La ‘portualità’ viene così definita dall’autrice come una condizione ibrida ed eterogenea prodotta da differenti e giustapposte condizioni, uno strumento per confrontare differenti contesti urbano-portuali, «an interface that is continually subjected to transit and modifications, a place where the personality and temperament of the port city itself are represented».

I primi tre capitoli del libro – The Port City, Portuality e Threshold – sono finalizzati a definire il campo di studio e a fornire l’inquadramento storico e teorico a supporto dell’ultimo e più operativo, Beyond the Port City. In particolare all’interno del terzo capitolo vengono analizzate attraverso una sintetica descrizione sei città portualieuropee, tre affacciate sul Mediterraneo e tre del nord Europa. Per ogni città vengono evidenziati l’evoluzione e principali aspetti della pianificazione del porto e con una mappa interpretativa è rappresentato il confine che separa il porto dal tessuto urbano. Nell’ultimo capitolo, attraverso una metodologia induttiva (models, strategies) e una descrizione critico-operativa (features, recurrences) – che incrociano le esplorazioni sui sei casi studio – emergono le diverse peculiarità con cui si manifesta la ‘soglia’ urbano-portuale e le differenti accezioni che il termine ‘portualità’ può avere. Con la redazione di una matrice, che opera una concettualizzazione di alcune direttrici (physical, istitutional e functional), si palesano le differenti configurazioni spaziali della ‘soglia’ presenti negli oggetti di studio. Intesi come approcci progettuali, modelli e strategie restituiscono nitidamente le possibili configurazioni della soglia: da quella più esclusiva (barrier) a quella maggiormente permeabile (membrane). Infine features e recurrences forniscono un vocabolario alternativo con cui affrontare il progetto del confine urbano-portuale e ridurre le lacune della pianificazione urbanistica in materia portuale. Anche se attinti dai sei casi studi, caratteri e ricorrenze assumono un aspetto simbolico-figurativo generale che consente di circoscrivere la condizione di ‘portualità’. Rientrano così ad esempio termini come inconparability, ambiguity, heritage e impermanence che rispecchiano la condizione instabile della soglia. 

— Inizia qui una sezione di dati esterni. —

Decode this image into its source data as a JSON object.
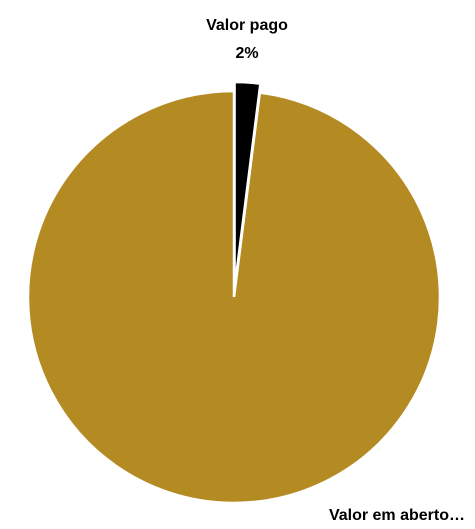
{
  "chart_data": {
    "type": "pie",
    "slices": [
      {
        "label": "Valor pago",
        "value": 2,
        "value_label": "2%",
        "color": "#000000"
      },
      {
        "label": "Valor em aberto…",
        "value": 98,
        "value_label": "",
        "color": "#B48A22"
      }
    ],
    "exploded": true,
    "slice_border_color": "#ffffff",
    "legend": "none"
  }
}
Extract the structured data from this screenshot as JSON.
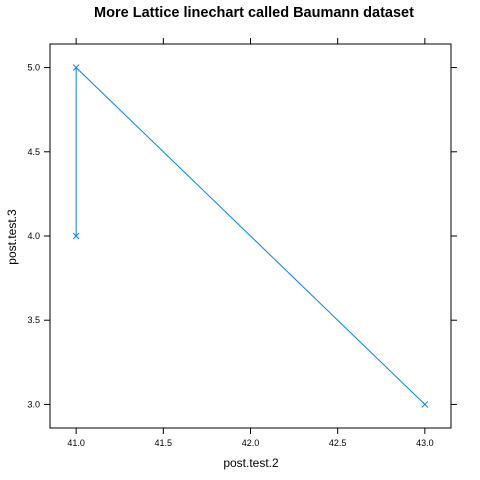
{
  "chart_data": {
    "type": "line",
    "title": "More Lattice linechart called Baumann dataset",
    "xlabel": "post.test.2",
    "ylabel": "post.test.3",
    "xlim": [
      40.85,
      43.15
    ],
    "ylim": [
      2.86,
      5.14
    ],
    "x_ticks": [
      "41.0",
      "41.5",
      "42.0",
      "42.5",
      "43.0"
    ],
    "y_ticks": [
      "3.0",
      "3.5",
      "4.0",
      "4.5",
      "5.0"
    ],
    "grid": false,
    "legend": "none",
    "series": [
      {
        "x": [
          41.0,
          41.0,
          43.0
        ],
        "y": [
          4.0,
          5.0,
          3.0
        ],
        "marker": "x",
        "color": "#0080ff"
      }
    ]
  }
}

A conclusione del quarto capitolo, il saggio New Horizons allarga il ragionamento sull’interfaccia porto-città nel più interessante e recente fenomeno della ‘clusterizzazione’ dei porti, che raggruppa differenti scali in un’unica entità spaziale e amministrativa. Nel confronto tra lo scenario italiano e quello europeo emerge un quadro in continua evoluzione: la ‘soglia’ tra città e porto cambia dimensione in rapporto al contesto, definendo un nuovo infrastructural landscape.

Come ha scritto nella postfazione Carola Hein, «a spatial rethinking of the port city is still missing. The concept of the port-city threshold can be further expanded to address the whole port cityscape, that is the entire sea/land continuum alongside witch port and city functions, institutions, and tools intersect», il volume affronta in modo diretto e concreto un argomento non ancora del tutto esplorato. Cercando di chiarire un tema sfuggente come l’identità di un luogo ambiguo e complesso come quello tra le infrastrutture portuali e la città, pone l’accento su uno dei temi più urgenti nelle agende della pianificazione urbana e territoriale. Beyond the Port City raccoglie i risultati della ricerca di dottorato terminata nel 2019 dall’autrice all’interno della Scuola Politecnica di Genova e di essa ne conserva il rigore metodologico con cui è strutturata l’esposizione dei contenuti. Rigore necessario per definire la condizione di ‘portualità’ altrimenti sfuggente e difficilmente catalogabile, condizione che Moretti palesa già nello sfumato – da rosso vermiglio a ciano – della copertina, sfocata come i contorni della ‘soglia’ tra città e porto.

*Chi è Davide Servente_ Architetto e Ph.D., è docente a contratto e svolge attività di ricerca presso l’Università degli Studi di Genova. È fondatore del collettivo di ricerca ICAR65 e socio dello studio di progettazione gaggeroservente con sede ad Albissola Marina. Nel 2020 per Sagep Editori ha pubblicato i volumi "Il Museo PopUp. Arte pubblica e spazio urbano" e "Abitare nel Tempo. Venti ville del Novecento" (con A. Canevari).